Em fevereiro de 2025, oito docentes do Departamento de Engenharia Mecânica, todos com longas carreiras académicas, apresentaram ao presidente do Técnico uma denúncia contra um professor catedrático, descrevendo aquilo que consideravam ser um padrão de assédio laboral moral prolongado durante cerca de 25 anos. Falavam, entre outras matérias, de obstáculos à progressão profissional, condicionamento de concursos, limitações no acesso a recursos científicos, exclusão de projetos e episódios de desautorização pública.

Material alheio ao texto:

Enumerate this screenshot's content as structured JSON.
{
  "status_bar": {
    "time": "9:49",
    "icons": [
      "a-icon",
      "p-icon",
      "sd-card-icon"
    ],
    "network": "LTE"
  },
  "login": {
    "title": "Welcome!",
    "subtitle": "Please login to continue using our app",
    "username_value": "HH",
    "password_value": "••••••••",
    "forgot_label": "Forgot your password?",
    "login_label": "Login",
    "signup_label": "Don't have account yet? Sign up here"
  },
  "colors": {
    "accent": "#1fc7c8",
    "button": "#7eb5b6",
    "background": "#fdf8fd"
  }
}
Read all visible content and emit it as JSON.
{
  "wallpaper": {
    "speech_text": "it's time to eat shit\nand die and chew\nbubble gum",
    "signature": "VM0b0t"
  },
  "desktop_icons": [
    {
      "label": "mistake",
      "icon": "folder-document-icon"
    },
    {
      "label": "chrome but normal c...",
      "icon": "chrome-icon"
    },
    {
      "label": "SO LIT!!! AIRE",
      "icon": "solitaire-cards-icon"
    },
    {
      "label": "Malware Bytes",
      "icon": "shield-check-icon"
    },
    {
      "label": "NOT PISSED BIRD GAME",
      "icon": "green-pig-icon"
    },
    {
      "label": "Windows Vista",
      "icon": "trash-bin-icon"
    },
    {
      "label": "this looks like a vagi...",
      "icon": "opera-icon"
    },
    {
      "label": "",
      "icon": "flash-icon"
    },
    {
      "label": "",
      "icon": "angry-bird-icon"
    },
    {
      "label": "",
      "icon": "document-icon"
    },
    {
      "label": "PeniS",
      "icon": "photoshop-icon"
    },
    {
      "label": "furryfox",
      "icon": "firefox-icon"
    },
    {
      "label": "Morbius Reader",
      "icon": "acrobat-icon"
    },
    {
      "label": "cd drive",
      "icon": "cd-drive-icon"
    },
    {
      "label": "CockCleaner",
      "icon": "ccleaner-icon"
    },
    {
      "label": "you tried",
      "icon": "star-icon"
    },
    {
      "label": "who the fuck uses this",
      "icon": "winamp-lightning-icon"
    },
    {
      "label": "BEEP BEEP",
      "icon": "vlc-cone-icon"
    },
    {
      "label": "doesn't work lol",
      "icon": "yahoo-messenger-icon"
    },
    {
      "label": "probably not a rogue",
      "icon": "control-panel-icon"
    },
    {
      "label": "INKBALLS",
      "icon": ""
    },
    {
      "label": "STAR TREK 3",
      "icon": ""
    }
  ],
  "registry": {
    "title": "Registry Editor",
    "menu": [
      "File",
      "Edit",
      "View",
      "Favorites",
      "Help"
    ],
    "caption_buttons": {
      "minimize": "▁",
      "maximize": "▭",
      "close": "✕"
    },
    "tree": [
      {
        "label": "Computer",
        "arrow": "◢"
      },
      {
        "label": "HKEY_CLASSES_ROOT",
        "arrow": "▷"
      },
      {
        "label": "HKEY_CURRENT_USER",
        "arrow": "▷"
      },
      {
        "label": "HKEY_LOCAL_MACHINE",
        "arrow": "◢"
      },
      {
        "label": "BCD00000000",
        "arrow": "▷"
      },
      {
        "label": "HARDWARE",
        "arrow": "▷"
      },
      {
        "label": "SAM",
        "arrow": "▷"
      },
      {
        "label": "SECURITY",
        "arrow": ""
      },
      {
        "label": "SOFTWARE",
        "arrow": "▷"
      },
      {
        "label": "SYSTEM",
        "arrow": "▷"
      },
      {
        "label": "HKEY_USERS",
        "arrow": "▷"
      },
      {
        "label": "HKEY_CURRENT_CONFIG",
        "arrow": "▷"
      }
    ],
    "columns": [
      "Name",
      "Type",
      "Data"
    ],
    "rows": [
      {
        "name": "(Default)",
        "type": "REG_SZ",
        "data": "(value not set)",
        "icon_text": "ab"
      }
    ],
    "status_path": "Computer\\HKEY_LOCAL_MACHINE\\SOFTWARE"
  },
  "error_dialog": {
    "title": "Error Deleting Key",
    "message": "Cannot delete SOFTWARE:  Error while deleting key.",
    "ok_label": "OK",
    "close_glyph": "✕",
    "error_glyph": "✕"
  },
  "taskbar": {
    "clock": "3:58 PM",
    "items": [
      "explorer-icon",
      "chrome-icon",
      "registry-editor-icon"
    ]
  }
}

Não me compete concluir se existiu ou não assédio. Essa distinção é essencial. Uma denúncia não é uma condenação e nenhuma universidade digna desse nome pode substituir a prova pelo julgamento público. Mas também não podemos cometer o erro inverso: confundir o arquivamento de um processo com a demonstração de que nada de relevante aconteceu.
E é precisamente aqui que este caso se torna inquietante. Os oito professores (não um, nem dois: oito) tinham pedido inicialmente um processo de averiguações que permitisse reconstruir o que alegavam ser um comportamento desenvolvido ao longo de décadas. O presidente do Técnico, Rogério Colaço, decidiu instaurar diretamente um processo disciplinar e entregou a respetiva instrução a um elemento externo, nomeado pela Inspeção-Geral da Educação e Ciência, justificando essa opção com a necessidade de assegurar independência, imparcialidade e transparência.
Há mérito nesta última decisão. Procurar um instrutor externo é, em princípio, uma garantia adicional de independência.
O problema está no que aconteceu antes. Ao seguir diretamente pela via disciplinar, a análise dos factos ficou condicionada pelas regras de prescrição da Lei Geral do Trabalho em Funções Públicas. O instrutor estabeleceu como período relevante o intervalo entre 17 de março de 2024 e 17 de março de 2025. A lei determina, em regra, que a infração disciplinar prescreve um ano após a sua prática. Isto não significa, naturalmente, que um processo de averiguações pudesse ressuscitar infrações disciplinarmente prescritas. Não poderia. Mas há uma diferença........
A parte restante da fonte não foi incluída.